Another dataset to play with is this compilation of song listenings
scraped from the last.fm API:
http://mtg.upf.edu/node/1671.
Should include about 20M ratings.
--sebastian
On 08.07.2011 09:17, Sean Owen wrote:
The link is http://www.occamslab.com/petricek/data/
The KDD or Netflix data are plenty big to play with. How big is big for your
purpose?
On Fri, Jul 8, 2011 at 7:05 AM, web service<[email protected]> wrote:
Is it taken offline as well ?
On Thu, Jul 7, 2011 at 10:40 PM, Alex Kozlov<[email protected]> wrote:
There is still a libimseti dataset
http://www.occamslab.com/petricek/datawith 17,359,346 ratings. People
are scared after the Netflix lawsuit.
On Thu, Jul 7, 2011 at 10:17 PM, Ted Dunning<[email protected]>
wrote:
Those are both reasonably large, but not commercial in scale.
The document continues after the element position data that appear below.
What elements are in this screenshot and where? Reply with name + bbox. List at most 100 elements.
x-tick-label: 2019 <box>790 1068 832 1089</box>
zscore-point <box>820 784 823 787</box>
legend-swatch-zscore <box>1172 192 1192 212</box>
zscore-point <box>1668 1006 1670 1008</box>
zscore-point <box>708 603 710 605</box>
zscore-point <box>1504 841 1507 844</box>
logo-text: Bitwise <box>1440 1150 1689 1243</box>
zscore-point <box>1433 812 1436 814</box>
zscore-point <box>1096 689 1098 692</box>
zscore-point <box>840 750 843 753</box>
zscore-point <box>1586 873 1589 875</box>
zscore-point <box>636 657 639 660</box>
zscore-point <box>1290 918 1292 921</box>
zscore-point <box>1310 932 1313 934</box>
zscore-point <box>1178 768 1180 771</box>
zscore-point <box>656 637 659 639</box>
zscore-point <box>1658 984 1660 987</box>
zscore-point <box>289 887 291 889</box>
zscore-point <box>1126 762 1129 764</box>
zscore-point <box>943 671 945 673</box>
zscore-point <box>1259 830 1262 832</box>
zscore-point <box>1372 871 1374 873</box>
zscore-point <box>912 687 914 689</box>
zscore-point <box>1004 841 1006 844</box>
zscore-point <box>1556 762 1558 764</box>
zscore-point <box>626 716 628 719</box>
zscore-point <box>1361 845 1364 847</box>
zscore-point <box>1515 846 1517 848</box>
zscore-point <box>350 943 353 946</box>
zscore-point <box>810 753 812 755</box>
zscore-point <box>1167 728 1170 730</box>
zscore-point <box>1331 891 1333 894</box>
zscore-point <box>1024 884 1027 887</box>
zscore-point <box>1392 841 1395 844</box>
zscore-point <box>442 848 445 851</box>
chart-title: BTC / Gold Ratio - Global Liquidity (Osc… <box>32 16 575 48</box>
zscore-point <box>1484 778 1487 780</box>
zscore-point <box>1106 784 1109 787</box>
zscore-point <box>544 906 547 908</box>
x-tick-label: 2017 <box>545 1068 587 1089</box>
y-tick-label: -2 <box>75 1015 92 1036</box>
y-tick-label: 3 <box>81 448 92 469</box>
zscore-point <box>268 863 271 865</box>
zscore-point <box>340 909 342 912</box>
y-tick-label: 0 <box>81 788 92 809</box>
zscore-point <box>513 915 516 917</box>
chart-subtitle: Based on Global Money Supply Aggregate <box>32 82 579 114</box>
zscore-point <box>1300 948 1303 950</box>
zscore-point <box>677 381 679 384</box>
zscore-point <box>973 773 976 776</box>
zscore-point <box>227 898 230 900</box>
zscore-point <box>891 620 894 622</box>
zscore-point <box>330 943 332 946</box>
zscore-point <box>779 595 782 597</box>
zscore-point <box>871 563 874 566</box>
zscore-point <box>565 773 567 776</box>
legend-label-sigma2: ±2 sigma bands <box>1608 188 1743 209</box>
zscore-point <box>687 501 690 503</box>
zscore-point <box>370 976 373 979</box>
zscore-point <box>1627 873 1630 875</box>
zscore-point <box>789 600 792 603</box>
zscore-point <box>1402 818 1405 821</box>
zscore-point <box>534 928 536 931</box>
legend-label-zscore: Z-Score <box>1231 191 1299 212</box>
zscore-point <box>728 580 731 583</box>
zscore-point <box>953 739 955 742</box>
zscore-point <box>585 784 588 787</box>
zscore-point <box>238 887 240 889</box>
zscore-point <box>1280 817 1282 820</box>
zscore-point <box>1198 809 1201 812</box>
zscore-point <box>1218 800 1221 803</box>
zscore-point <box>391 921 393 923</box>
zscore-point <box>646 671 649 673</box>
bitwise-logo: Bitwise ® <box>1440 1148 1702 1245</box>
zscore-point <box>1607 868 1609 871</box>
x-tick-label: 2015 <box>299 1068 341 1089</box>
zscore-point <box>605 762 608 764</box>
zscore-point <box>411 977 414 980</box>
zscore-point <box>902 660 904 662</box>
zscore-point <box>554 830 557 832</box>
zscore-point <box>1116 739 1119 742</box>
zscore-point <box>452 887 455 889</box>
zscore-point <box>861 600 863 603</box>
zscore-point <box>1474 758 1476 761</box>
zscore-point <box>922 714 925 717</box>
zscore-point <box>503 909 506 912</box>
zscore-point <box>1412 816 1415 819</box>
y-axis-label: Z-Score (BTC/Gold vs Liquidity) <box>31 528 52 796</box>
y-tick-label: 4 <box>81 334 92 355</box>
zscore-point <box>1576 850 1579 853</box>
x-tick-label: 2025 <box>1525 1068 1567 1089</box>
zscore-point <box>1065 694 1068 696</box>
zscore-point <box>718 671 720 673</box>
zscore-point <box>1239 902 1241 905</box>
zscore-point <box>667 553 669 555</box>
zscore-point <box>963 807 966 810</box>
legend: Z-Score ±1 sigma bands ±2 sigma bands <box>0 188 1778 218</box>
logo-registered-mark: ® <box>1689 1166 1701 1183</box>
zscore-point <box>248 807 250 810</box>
At Veoh, we had about 10 non-zero elements in our raw data. I think
Netflix
has 100 million.
On Thu, Jul 7, 2011 at 8:05 PM, Lance Norskog<[email protected]>
wrote:
What recommendation datasets, that are available, are considered
"large" by Mahout testing standards? Yahoo KDD Cup is offline, the
Netflix data went under a cloud...
--
Lance Norskog
[email protected]